Abone olÇocuk Sağlığı ve Hastalıkları Uzmanı Dr. Burcu Kesmez, bebek ölümlerinin en büyük nedeninin prematüre doğumlar olduğuna dikkat çekerek, “Riskli gebeliklerin ve prematüre bebeklerin çok yakından ve özenle takibi pek çok anne ve bebeğin hayatını kurtarıyor” dedi.

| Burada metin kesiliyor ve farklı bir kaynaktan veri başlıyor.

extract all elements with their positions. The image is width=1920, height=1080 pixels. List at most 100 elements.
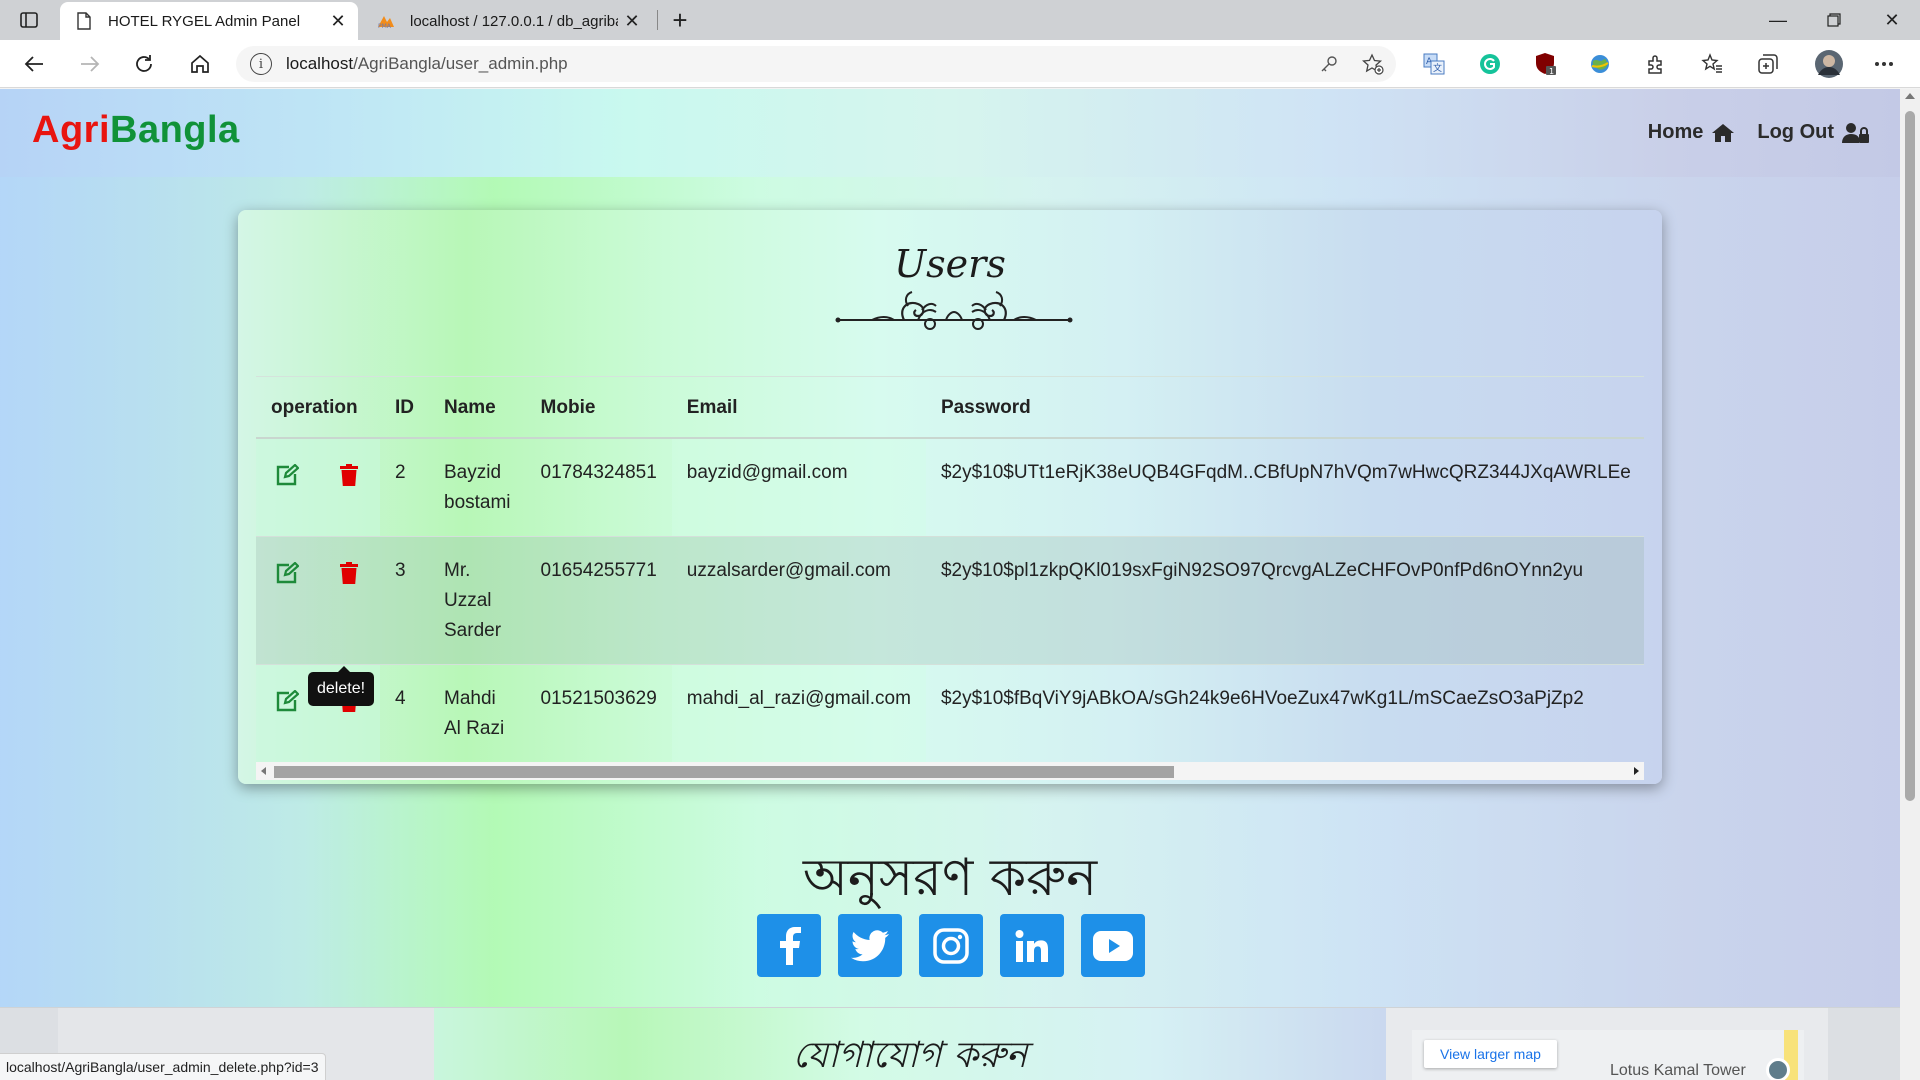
svg-text:文: 文 xyxy=(1433,62,1442,74)
forward-icon[interactable] xyxy=(72,48,108,80)
scrollbar-thumb[interactable] xyxy=(274,766,1174,778)
ornament-divider-icon xyxy=(835,291,1073,330)
social-links xyxy=(757,914,1145,977)
email-cell: bayzid@gmail.com xyxy=(671,438,926,537)
new-tab-button[interactable]: + xyxy=(666,5,694,35)
facebook-icon[interactable] xyxy=(757,914,821,977)
mobile-cell: 01654255771 xyxy=(525,536,672,665)
page-icon xyxy=(74,11,94,31)
scroll-right-icon[interactable] xyxy=(1634,767,1639,775)
table-row: 4 Mahdi Al Razi 01521503629 mahdi_al_raz… xyxy=(256,664,1644,763)
password-cell: $2y$10$fBqViY9jABkOA/sGh24k9e6HVoeZux47w… xyxy=(925,664,1644,763)
ublock-icon[interactable]: 1 xyxy=(1532,50,1560,78)
column-header: ID xyxy=(380,376,429,439)
more-options-icon[interactable] xyxy=(1870,50,1898,78)
users-card: Users operation ID Name Mobie Email Pass… xyxy=(238,210,1662,784)
footer-map-panel: View larger map Lotus Kamal Tower xyxy=(1386,1008,1828,1080)
extensions-icon[interactable] xyxy=(1642,50,1670,78)
refresh-icon[interactable] xyxy=(126,48,162,80)
top-navigation: Home Log Out xyxy=(1648,121,1870,144)
grammarly-icon[interactable] xyxy=(1476,50,1504,78)
column-header: Name xyxy=(429,376,526,439)
embedded-map[interactable]: View larger map Lotus Kamal Tower xyxy=(1412,1030,1804,1080)
collections-icon[interactable] xyxy=(1754,50,1782,78)
table-row: 2 Bayzid bostami 01784324851 bayzid@gmai… xyxy=(256,438,1644,537)
close-icon[interactable]: ✕ xyxy=(618,7,646,35)
site-logo[interactable]: AgriBangla xyxy=(32,109,240,152)
table-header-row: operation ID Name Mobie Email Password xyxy=(256,376,1644,439)
url-host: localhost xyxy=(286,54,354,73)
site-info-icon[interactable]: i xyxy=(250,53,272,75)
email-cell: uzzalsarder@gmail.com xyxy=(671,536,926,665)
name-cell: Mahdi Al Razi xyxy=(429,664,526,763)
mobile-cell: 01784324851 xyxy=(525,438,672,537)
operation-cell xyxy=(256,438,380,537)
follow-heading: অনুসরণ করুন xyxy=(802,848,1098,908)
email-cell: mahdi_al_razi@gmail.com xyxy=(671,664,926,763)
translate-icon[interactable]: A文 xyxy=(1420,50,1448,78)
edit-icon[interactable] xyxy=(271,462,303,488)
url-path: /AgriBangla/user_admin.php xyxy=(353,54,568,73)
nav-logout-link[interactable]: Log Out xyxy=(1757,121,1870,144)
svg-text:PMA: PMA xyxy=(378,23,392,29)
tab-separator xyxy=(657,10,658,30)
tab-phpmyadmin[interactable]: PMA localhost / 127.0.0.1 / db_agriban ✕ xyxy=(362,2,652,40)
scrollbar-thumb[interactable] xyxy=(1905,111,1915,801)
favorites-icon[interactable] xyxy=(1698,50,1726,78)
address-bar[interactable]: i localhost/AgriBangla/user_admin.php xyxy=(236,46,1396,82)
users-title: Users xyxy=(894,242,1006,286)
svg-text:1: 1 xyxy=(1549,67,1554,76)
users-table-wrapper[interactable]: operation ID Name Mobie Email Password 2… xyxy=(256,376,1644,764)
youtube-icon[interactable] xyxy=(1081,914,1145,977)
back-icon[interactable] xyxy=(16,48,52,80)
brand-part-2: Bangla xyxy=(110,109,240,151)
home-icon[interactable] xyxy=(182,48,218,80)
operation-cell xyxy=(256,536,380,665)
page-viewport: AgriBangla Home Log Out Users operation … xyxy=(0,89,1900,1080)
avatar[interactable] xyxy=(1813,48,1845,80)
user-lock-icon xyxy=(1842,122,1869,143)
linkedin-icon[interactable] xyxy=(1000,914,1064,977)
twitter-icon[interactable] xyxy=(838,914,902,977)
column-header: Email xyxy=(671,376,926,439)
phpmyadmin-icon: PMA xyxy=(376,11,396,31)
link-status-bar: localhost/AgriBangla/user_admin_delete.p… xyxy=(0,1053,326,1080)
nav-logout-label: Log Out xyxy=(1757,121,1834,143)
tab-title: localhost / 127.0.0.1 / db_agriban xyxy=(410,12,618,30)
globe-extension-icon[interactable] xyxy=(1586,50,1614,78)
browser-toolbar: i localhost/AgriBangla/user_admin.php A文… xyxy=(0,40,1920,88)
scroll-left-icon[interactable] xyxy=(261,767,266,775)
table-horizontal-scrollbar[interactable] xyxy=(256,762,1644,780)
name-cell: Bayzid bostami xyxy=(429,438,526,537)
password-cell: $2y$10$pl1zkpQKl019sxFgiN92SO97QrcvgALZe… xyxy=(925,536,1644,665)
id-cell: 4 xyxy=(380,664,429,763)
restore-button[interactable] xyxy=(1806,0,1862,40)
key-icon[interactable] xyxy=(1318,53,1340,75)
contact-heading: যোগাযোগ করুন xyxy=(792,1035,1028,1076)
page-vertical-scrollbar[interactable] xyxy=(1900,89,1920,1080)
scroll-up-icon[interactable] xyxy=(1905,93,1915,99)
edit-icon[interactable] xyxy=(271,688,303,714)
map-pin-icon[interactable] xyxy=(1766,1058,1790,1080)
view-larger-map-button[interactable]: View larger map xyxy=(1424,1040,1557,1068)
browser-tab-bar: HOTEL RYGEL Admin Panel ✕ PMA localhost … xyxy=(0,0,1920,40)
tab-hotel-rygel[interactable]: HOTEL RYGEL Admin Panel ✕ xyxy=(60,2,358,40)
password-cell: $2y$10$UTt1eRjK38eUQB4GFqdM..CBfUpN7hVQm… xyxy=(925,438,1644,537)
tab-actions-icon[interactable] xyxy=(18,9,40,31)
minimize-button[interactable]: — xyxy=(1750,0,1806,40)
name-cell: Mr. Uzzal Sarder xyxy=(429,536,526,665)
url-text: localhost/AgriBangla/user_admin.php xyxy=(286,54,568,74)
add-favorite-icon[interactable] xyxy=(1362,53,1384,75)
id-cell: 2 xyxy=(380,438,429,537)
instagram-icon[interactable] xyxy=(919,914,983,977)
edit-icon[interactable] xyxy=(271,560,303,586)
nav-home-link[interactable]: Home xyxy=(1648,121,1736,144)
delete-icon[interactable] xyxy=(333,560,365,586)
delete-icon[interactable] xyxy=(333,462,365,488)
nav-home-label: Home xyxy=(1647,121,1704,143)
map-place-label: Lotus Kamal Tower xyxy=(1610,1062,1746,1079)
close-window-button[interactable]: ✕ xyxy=(1864,0,1920,40)
column-header: Password xyxy=(925,376,1644,439)
delete-tooltip: delete! xyxy=(308,666,375,706)
close-icon[interactable]: ✕ xyxy=(324,7,352,35)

Acıbadem Adana Hastanesi Çocuk Sağlığı ve Hastalıkları Uzmanı
Dr. Burcu Kesmez 37. gebelik haftası altında doğan bebeklerin
prematüre diye adlandırıldığını ve bu erken doğuma yol açan
nedenlerin başında riskli gebeliklerin geldiğini, ayrıca yoksulluk,
küçük yaşta veya ileri yaşta gebelik, sık doğum, çoğul gebelikler,
yetersiz beslenme ve yetersiz gebelik bakımı, sigara- alkol
kullanımı, kronik hastalıklar, rahim ağzı yetmezliği gibi
etkenlerin de rol oynadığını söyledi. Dr. Kesmez, bu nedenle
gebelik sırasında ve bebeğin doğumundan sonraki yıllarda yapılan
sıkı takibin pek çok anne ve bebeğin hayatını kurtardığına dikkat
çekti.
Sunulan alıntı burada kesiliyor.